E ora pioggia e vento non si fermano più

Parola d’ordine “blocco”, atmosferico naturalmente. Questo per spiegare in termini spicci e intuitivi i motivi che stanno portando sull’Italia pioggia e vento ad oltranza, giorni trascorsi sotto un cielo tipico irlandese, con le nubi che si rincorrono veloci nel nome di un autunno un po’ “sui generis”.

Insomma questa saccatura, questa enorme area ciclonica bloccata lungo i meridiani europei rimarrà semi-stazionaria ancora per molti giorni.

Dunque pioggia e vento, ma anche la neve in montagna a quote finalmente normali per il periodo, saranno dei nostri almeno sino alla scadenza previsionale massima attendibile, ovvero almeno per un’altra settimana. La modellistica numerica indica per i prossimi sette giorni sull’Italia un surplus pluviometrico medio di oltre il 150%.

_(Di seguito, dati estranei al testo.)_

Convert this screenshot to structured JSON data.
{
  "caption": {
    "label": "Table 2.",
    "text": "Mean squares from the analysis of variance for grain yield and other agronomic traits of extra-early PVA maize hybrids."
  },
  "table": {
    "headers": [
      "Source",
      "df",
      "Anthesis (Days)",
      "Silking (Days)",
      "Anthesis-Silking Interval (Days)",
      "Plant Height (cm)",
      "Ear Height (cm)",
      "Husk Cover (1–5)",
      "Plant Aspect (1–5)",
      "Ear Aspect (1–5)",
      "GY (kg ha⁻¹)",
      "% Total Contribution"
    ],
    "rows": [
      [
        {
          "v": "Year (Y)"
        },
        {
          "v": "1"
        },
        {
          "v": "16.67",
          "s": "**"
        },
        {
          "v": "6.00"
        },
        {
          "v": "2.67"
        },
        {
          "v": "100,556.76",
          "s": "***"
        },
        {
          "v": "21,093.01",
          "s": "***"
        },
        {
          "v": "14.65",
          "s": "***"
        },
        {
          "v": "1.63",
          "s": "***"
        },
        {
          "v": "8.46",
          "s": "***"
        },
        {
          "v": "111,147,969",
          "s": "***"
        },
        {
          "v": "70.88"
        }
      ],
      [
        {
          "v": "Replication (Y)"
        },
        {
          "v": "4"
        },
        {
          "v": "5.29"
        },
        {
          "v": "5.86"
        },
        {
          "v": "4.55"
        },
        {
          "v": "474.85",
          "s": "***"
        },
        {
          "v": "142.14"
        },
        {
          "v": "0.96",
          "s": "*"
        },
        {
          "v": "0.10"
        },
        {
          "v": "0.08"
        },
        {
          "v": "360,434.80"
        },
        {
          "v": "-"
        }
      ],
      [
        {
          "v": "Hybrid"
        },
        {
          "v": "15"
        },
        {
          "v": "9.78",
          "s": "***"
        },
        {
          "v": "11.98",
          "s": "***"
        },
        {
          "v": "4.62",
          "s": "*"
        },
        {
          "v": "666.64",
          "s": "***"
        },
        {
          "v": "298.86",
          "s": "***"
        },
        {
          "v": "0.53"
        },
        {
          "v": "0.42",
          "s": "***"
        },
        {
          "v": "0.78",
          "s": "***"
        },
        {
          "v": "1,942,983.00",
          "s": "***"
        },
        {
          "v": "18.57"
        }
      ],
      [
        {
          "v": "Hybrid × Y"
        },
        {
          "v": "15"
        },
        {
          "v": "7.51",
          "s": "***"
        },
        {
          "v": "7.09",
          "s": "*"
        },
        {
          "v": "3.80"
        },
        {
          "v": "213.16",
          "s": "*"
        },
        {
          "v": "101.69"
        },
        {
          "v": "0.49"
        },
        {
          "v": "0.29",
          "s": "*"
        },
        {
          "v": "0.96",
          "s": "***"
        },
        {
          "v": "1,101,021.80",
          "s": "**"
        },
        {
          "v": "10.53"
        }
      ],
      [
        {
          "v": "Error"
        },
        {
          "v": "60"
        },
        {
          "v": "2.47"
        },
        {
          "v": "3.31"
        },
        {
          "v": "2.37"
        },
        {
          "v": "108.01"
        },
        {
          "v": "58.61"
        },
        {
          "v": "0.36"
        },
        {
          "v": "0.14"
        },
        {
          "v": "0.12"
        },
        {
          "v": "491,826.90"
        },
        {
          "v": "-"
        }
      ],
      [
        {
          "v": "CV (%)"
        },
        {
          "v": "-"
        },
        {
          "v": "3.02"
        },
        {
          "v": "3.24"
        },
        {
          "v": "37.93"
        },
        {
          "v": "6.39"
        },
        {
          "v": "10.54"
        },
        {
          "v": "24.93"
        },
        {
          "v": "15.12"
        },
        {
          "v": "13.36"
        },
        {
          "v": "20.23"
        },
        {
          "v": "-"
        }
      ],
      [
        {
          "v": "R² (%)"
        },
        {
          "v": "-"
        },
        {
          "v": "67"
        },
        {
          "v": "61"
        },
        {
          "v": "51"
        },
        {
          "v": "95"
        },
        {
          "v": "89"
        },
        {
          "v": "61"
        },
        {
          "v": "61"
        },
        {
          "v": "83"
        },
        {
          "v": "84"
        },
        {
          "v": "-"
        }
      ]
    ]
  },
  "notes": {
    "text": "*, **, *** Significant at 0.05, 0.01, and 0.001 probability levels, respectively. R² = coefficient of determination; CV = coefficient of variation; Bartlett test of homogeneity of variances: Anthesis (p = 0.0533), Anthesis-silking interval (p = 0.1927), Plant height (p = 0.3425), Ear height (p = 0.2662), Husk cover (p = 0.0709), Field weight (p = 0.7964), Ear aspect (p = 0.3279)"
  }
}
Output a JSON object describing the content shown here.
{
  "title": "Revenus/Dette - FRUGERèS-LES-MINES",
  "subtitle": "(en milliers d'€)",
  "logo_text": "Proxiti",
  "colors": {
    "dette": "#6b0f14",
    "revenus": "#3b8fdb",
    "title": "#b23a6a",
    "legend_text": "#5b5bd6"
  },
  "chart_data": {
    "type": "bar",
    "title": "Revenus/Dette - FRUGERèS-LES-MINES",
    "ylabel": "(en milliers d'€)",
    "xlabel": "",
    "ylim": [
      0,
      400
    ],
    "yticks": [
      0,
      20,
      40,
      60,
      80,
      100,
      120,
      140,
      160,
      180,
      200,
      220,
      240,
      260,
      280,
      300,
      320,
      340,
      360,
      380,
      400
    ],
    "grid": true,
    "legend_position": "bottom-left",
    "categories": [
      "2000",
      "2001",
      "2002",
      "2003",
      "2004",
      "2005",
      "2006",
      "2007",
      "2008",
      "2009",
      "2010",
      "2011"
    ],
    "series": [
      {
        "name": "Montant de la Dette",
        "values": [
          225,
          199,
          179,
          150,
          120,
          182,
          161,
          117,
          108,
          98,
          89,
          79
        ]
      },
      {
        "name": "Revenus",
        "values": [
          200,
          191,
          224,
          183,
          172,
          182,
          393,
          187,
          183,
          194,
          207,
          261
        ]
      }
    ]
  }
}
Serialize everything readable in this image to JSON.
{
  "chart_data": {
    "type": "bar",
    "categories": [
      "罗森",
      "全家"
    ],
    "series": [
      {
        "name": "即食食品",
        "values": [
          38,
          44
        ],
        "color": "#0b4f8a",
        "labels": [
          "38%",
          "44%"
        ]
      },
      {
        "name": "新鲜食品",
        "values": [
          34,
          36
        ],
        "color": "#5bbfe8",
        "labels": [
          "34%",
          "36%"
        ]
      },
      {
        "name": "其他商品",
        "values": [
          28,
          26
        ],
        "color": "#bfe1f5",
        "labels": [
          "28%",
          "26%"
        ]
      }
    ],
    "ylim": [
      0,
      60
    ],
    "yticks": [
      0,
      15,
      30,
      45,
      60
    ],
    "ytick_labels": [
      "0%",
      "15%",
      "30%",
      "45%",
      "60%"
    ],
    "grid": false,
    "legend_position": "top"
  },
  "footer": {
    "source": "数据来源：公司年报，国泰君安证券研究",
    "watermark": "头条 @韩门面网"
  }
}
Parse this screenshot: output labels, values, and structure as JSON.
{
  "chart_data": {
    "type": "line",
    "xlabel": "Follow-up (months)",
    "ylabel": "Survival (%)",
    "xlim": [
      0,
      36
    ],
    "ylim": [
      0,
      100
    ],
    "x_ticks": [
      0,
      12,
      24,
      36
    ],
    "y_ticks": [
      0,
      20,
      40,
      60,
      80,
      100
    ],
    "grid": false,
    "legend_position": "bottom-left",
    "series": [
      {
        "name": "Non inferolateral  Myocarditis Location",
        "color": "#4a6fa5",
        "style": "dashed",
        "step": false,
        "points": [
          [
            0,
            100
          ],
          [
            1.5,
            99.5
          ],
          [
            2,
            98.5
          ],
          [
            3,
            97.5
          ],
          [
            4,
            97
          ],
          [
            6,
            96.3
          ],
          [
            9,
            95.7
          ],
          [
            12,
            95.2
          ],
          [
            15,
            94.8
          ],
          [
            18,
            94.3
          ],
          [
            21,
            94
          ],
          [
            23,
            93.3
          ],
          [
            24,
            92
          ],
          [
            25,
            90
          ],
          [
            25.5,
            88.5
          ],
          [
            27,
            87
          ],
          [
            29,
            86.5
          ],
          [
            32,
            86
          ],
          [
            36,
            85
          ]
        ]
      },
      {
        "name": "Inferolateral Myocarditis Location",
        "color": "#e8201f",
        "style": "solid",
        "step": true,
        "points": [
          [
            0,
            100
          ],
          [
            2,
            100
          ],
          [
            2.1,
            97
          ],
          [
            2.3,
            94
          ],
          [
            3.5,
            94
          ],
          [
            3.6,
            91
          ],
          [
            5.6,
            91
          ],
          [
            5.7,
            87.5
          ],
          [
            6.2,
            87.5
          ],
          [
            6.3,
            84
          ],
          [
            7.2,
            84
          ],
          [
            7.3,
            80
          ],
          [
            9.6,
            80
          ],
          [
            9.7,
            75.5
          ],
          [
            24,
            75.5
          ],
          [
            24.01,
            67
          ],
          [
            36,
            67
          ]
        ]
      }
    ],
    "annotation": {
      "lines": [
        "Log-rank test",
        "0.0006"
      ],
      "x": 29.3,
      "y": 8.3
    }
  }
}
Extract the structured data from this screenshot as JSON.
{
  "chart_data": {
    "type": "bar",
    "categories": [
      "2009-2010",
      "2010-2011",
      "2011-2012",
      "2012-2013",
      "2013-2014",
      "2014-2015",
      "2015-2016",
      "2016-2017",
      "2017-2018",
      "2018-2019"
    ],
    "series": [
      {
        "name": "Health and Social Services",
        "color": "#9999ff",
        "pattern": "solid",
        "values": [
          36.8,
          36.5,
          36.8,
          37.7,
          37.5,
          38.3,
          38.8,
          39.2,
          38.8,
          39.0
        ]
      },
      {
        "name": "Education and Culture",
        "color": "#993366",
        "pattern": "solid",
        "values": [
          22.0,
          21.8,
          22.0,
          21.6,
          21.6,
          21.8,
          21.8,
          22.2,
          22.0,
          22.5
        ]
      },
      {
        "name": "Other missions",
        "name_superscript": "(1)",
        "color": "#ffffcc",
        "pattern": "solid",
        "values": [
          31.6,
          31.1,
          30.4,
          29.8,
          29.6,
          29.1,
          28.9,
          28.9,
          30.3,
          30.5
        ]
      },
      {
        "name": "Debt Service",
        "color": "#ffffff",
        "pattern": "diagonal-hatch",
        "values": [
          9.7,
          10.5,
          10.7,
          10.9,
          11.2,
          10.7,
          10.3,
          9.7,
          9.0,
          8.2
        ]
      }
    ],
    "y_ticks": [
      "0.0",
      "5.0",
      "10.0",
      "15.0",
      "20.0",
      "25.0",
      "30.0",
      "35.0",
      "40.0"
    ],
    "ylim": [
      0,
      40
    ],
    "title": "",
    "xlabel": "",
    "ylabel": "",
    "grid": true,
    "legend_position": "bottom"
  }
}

Se osserviamo in particolare la carta probabilistica proposta in figura, media di 50 previsioni parallele calcolate per lunedì 11 novembre, abbiamo la spiegazione a tutto questo: quel vortice rappresenta quanto ci sia di più tipico a portare condizioni di forte maltempo su molte regioni italiane. E la prossima settimana, se tutto ciò venisse effettivamente confermato, approfondiremo per bene tutti i dettagli.